En el punto en que genera expectativas de bienestar para todos, el MVI es un organizador social exitoso. Sin embargo, los índices de superexplotación de los que precisa para funcionar lo mantienen siempre expuesto al conflicto, que puede surgir en cualquier momento y lugar. Los fenómenos urbanos vinculados con condiciones ultra-precarias de vida, de trabajo y de transporte que son pieza clave de su funcionamiento suelen ser, a su vez, el escenario de las pequeñas catástrofes que abren la conflictividad en torno al MVI. Casos como el incendio de Cromagnon, el incendio del taller textil de la calle Luis Viale, la toma del Parque Indoamericano, el choque del tren en la estación de Once.

La conflictividad no proviene del campo político -de sus juegos de oposición e identidad- sino de lo “social”, y se expresa menos bajo un lenguaje tradicional (una modalidad de reclamo y una retórica de derechos) que en formas de interrupción de las dinámicas urbanas: cierres de calles, piquetes, tomas de espacios, bandalismo.    

Hay una lógica para la cual estas catástrofes -tanto los desastres naturales como las tragedias urbanas- son accidentes contemplados dentro del modelo. ¿Dónde se decide acerca de los riesgos a tomar? Hay una decisión acerca de los modos de desarrollo de la economía y del progreso de la sociedad que aparece solapada. Pareciera como si el desarrollo en sí mismo implicara unos índices de destrucción y descuido de la vida. Abrir la problematización del MVI implica pensar no sólo la relación entre desarrollo y ecología, sino además el vínculo entre desarrollo y democracia. ¿Qué pasa con el desarrollo que no lo podemos pensar como problema político?

El desencuentro entre el “verde” ambiental y el “marrón” industrial de que habla Gudynas, tal vez oculte una divergencia más urgente y radical.
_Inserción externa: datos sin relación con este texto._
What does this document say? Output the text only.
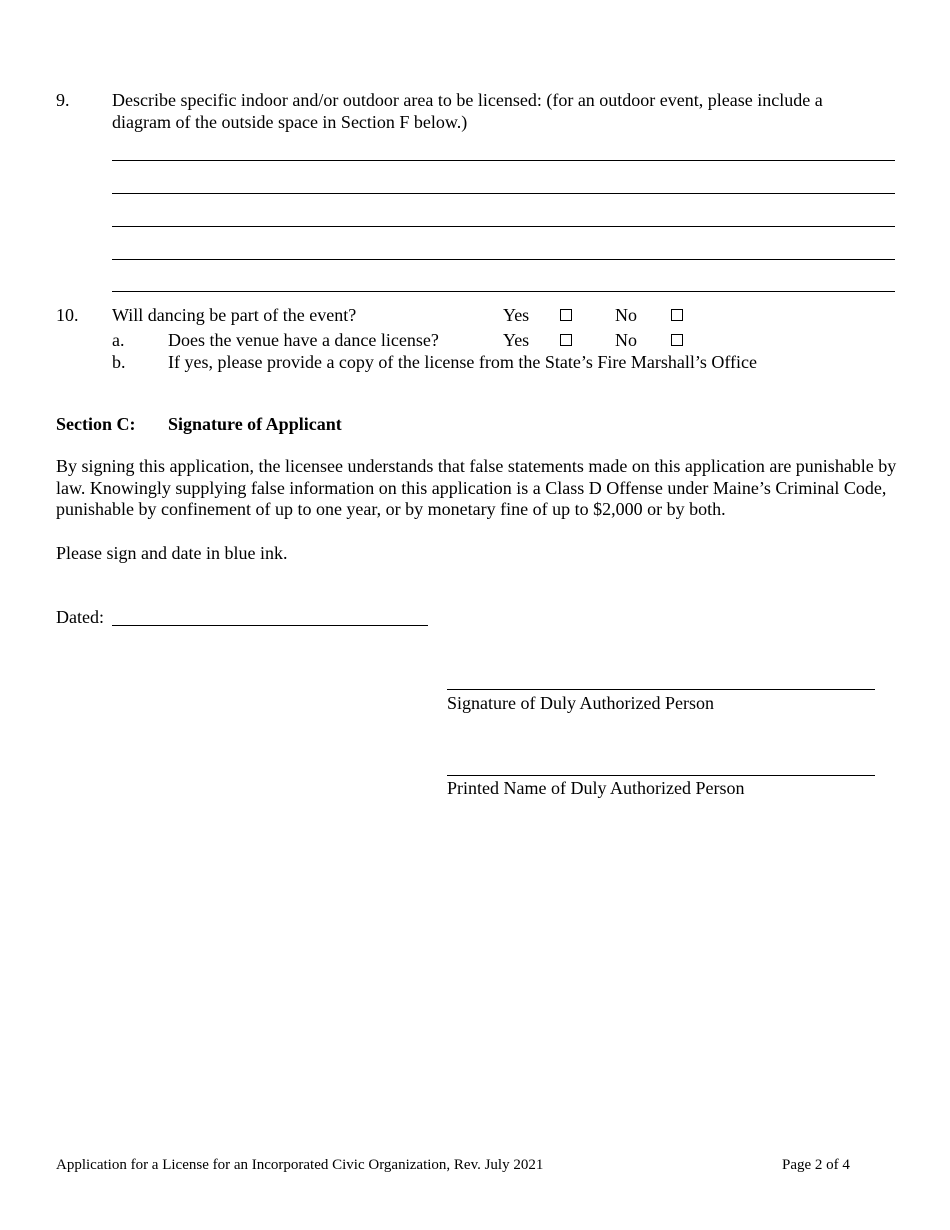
9. Describe specific indoor and/or outdoor area to be licensed: (for an outdoor event, please include a
diagram of the outside space in Section F below.)
10. Will dancing be part of the event?	Yes	No
a. Does the venue have a dance license?	Yes	No
b. If yes, please provide a copy of the license from the State’s Fire Marshall’s Office
Section C: Signature of Applicant
By signing this application, the licensee understands that false statements made on this application are punishable by law. Knowingly supplying false information on this application is a Class D Offense under Maine’s Criminal Code, punishable by confinement of up to one year, or by monetary fine of up to $2,000 or by both.
Please sign and date in blue ink.
Dated:
Signature of Duly Authorized Person
Printed Name of Duly Authorized Person
Application for a License for an Incorporated Civic Organization, Rev. July 2021	Page 2 of 4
Tras aquella distinción (que se vuelve fácilmente torpe oposición) entre “naturaleza” y “desarrollo” late un conflicto político aún mayor, que concierne a la definición misma de desarrollo entendido como alianza entre investigación y conocimiento, entre experimentación y aplicación, entre ciencia y técnica; en definitiva, entre poder-saber tal como se desarrolla en los laboratorios de las empresas multinacionales más avanzadas y presión democrática por participar de los criterios con que se configura la imagen misma del desarrollo y las líneas de invocación tecnológicas.